6.11 - Glibc-2.3.4 - /tools/bin/gcc: No such file or directory

Mike Dewan fp.unit at gmail.com
Mon May 30 22:33:45 PDT 2005

When attempting to run the configure script for Glibc-2.3.4-20040701 a fatal
error occured, dumping this relevant section of the config.log file:

configure:2310: checking for gcc
configure:2326: found /tools/bin/gcc
configure:2336: result: gcc
configure:2580: checking for C compiler version
configure:2583: gcc --version </dev/null >&5
../glibc-2.3.4-20040701/configure: line 2584: /tools/bin/gcc: No such
file or directory
configure:2586: $? = 127
configure:2588: gcc -v </dev/null >&5
../glibc-2.3.4-20040701/configure: line 2589: /tools/bin/gcc: No such
file or directory
configure:2591: $? = 127
configure:2593: gcc -V </dev/null >&5
../glibc-2.3.4-20040701/configure: line 2594: /tools/bin/gcc: No such
file or directory
configure:2596: $? = 127
configure:2600: checking for suffix of object files
configure:2621: gcc -c   conftest.c >&5
../glibc-2.3.4-20040701/configure: line 2622: /tools/bin/gcc: No such
file or directory
configure:2624: $? = 127
configure: failed program was:

When trying to actually use the compiler from the new chrooted environment 
(remember glibc is the first source actually -compiled- in Ch. 6) I get the 
"No such file or directory" error. A quick FAQ search made me try this command:

[shell]$ readelf -l /tools/bin/gcc | grep interpreter
    [Requested program interpreter: /lib/ld-linux.so.2]

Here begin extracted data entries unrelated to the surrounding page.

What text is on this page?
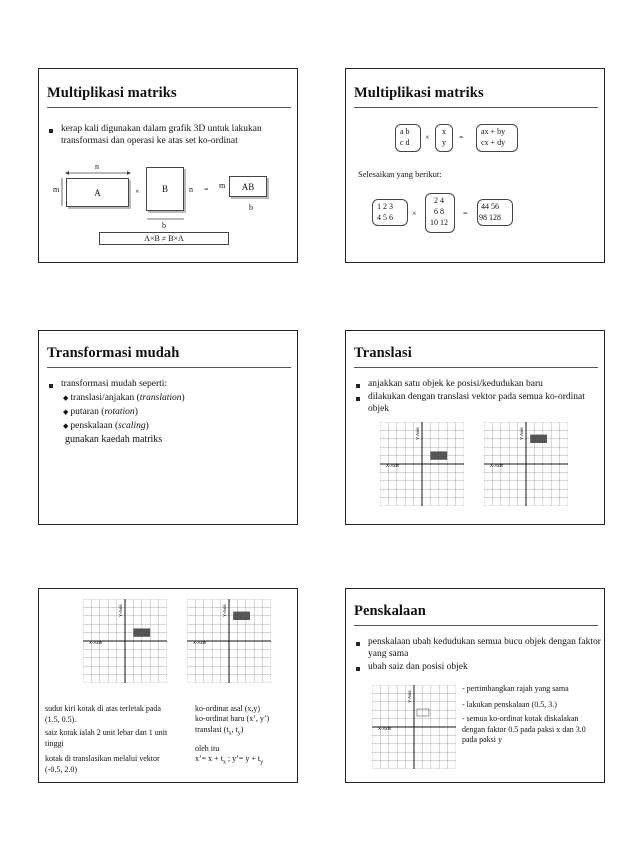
Multiplikasi matriks
kerap kali digunakan dalam grafik 3D untuk lakukan transformasi dan operasi ke atas set ko-ordinat
n
m	A	× B	n = m AB
b
b
A×B ≠ B×A
Multiplikasi matriks
a b
c d
×
x
y
=
ax + by
cx + dy
Selesaikan yang berikut:
1 2 3
4 5 6 ×
2 4
6 8
10 12
=
44 56
98 128
Transformasi mudah
transformasi mudah seperti:
◆ translasi/anjakan (translation)
◆ putaran (rotation)
◆ penskalaan (scaling)
gunakan kaedah matriks
Translasi
anjakkan satu objek ke posisi/kedudukan baru
dilakukan dengan translasi vektor pada semua ko-ordinat objek
X-Axis
Y-Axis
X-Axis
Y-Axis
X-Axis
Y-Axis
X-Axis
Y-Axis
sudut kiri kotak di atas terletak pada (1.5, 0.5).
saiz kotak ialah 2 unit lebar dan 1 unit tinggi
kotak di translasikan melalui vektor (-0.5, 2.0)
ko-ordinat asal (x,y)
ko-ordinat baru (x’, y’)
translasi ($t_x$, $t_y$)
oleh itu
x’= $x + t_x$ ; y’= $y + t_y$
Penskalaan
penskalaan ubah kedudukan semua bucu objek dengan faktor yang sama
ubah saiz dan posisi objek
X-Axis
Y-Axis
- pertimbangkan rajah yang sama
- lakukan penskalaan (0.5, 3.)
- semua ko-ordinat kotak diskalakan dengan faktor 0.5 pada paksi x dan 3.0 pada paksi y
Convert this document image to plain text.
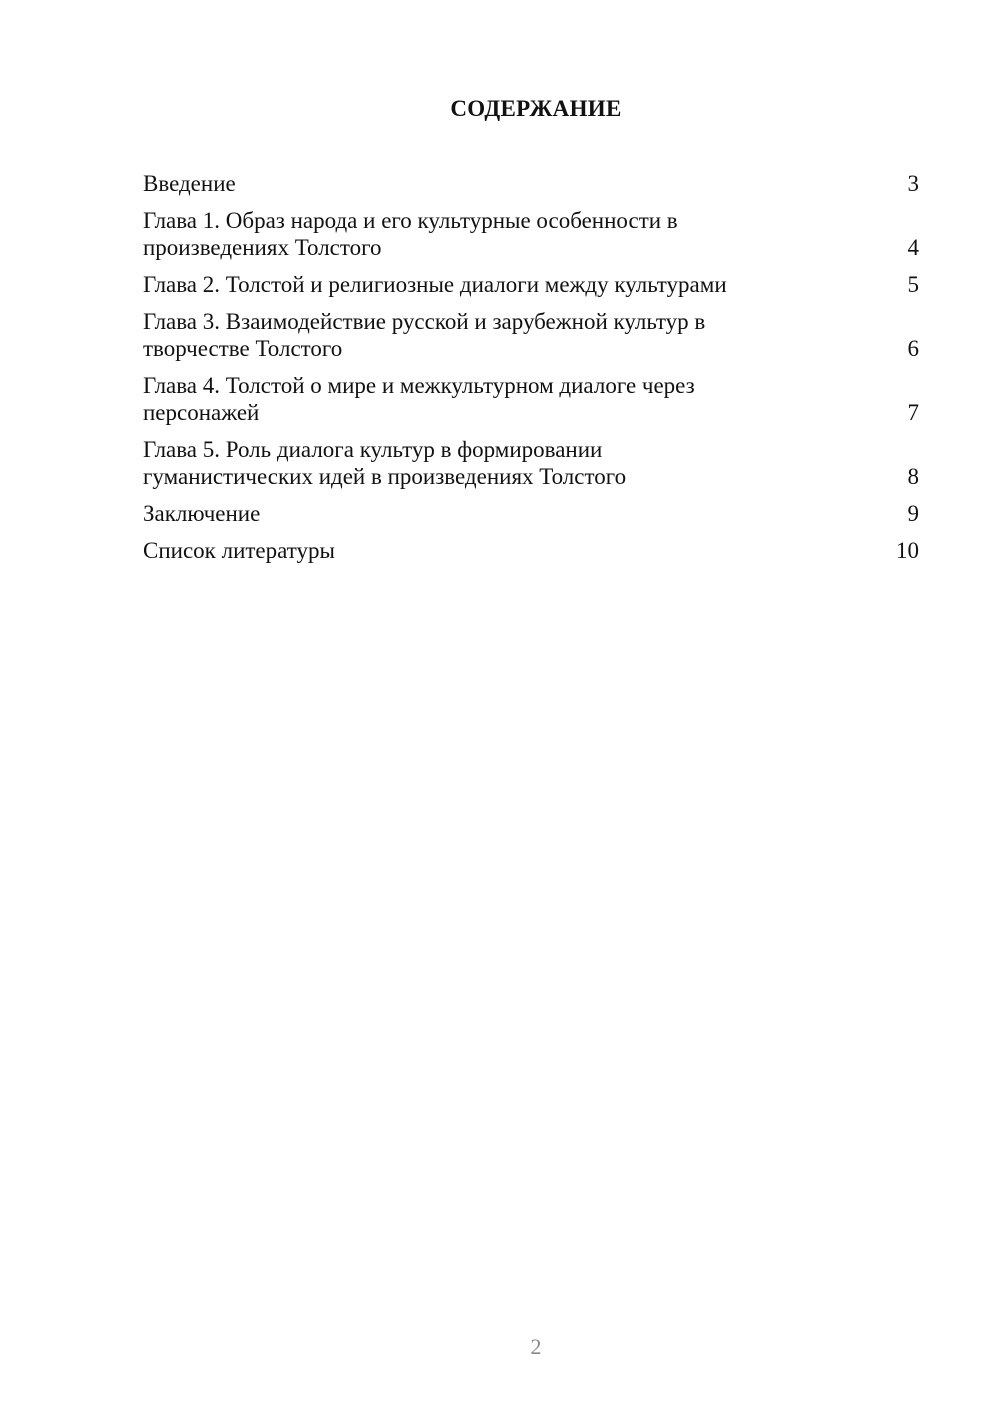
СОДЕРЖАНИЕ
Введение	3
Глава 1. Образ народа и его культурные особенности в произведениях Толстого	4
Глава 2. Толстой и религиозные диалоги между культурами	5
Глава 3. Взаимодействие русской и зарубежной культур в творчестве Толстого	6
Глава 4. Толстой о мире и межкультурном диалоге через персонажей	7
Глава 5. Роль диалога культур в формировании гуманистических идей в произведениях Толстого	8
Заключение	9
Список литературы	10
2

This is where my confusion is starting to set in, because after
applying the Ch.5 specs file, and -manually- reviewing by hand (I
found only one occurence of /lib/ld-linux.so.2 which needed to be
replaced, so possibly I missed some occurences. The sed command seemed
to execute and not replace, so I adjusted the file by hand in Vi using
regex searches...)

So I thought I got all occurences but I was tired, vim didn't have
syntax highlighting for regex searches, and basically I could have
missed some. While adjusting the Ch.5 temporary toolchain, I wrote
that C file and ran the new compiler, then the readelf command as
shown in the big yellow box, to a tee. What made me keep going and not
retry anything was the fact that I infact -did- get the expected
results of the readelf command from Ch.5:

[shell]$ readelf -l a.out | grep interpreter

My host system is a fairly fresh Fedora Core 3 system, with minimal
tools except development tools installed, basically for the sole
purpose of installing LFS successfully for the first time.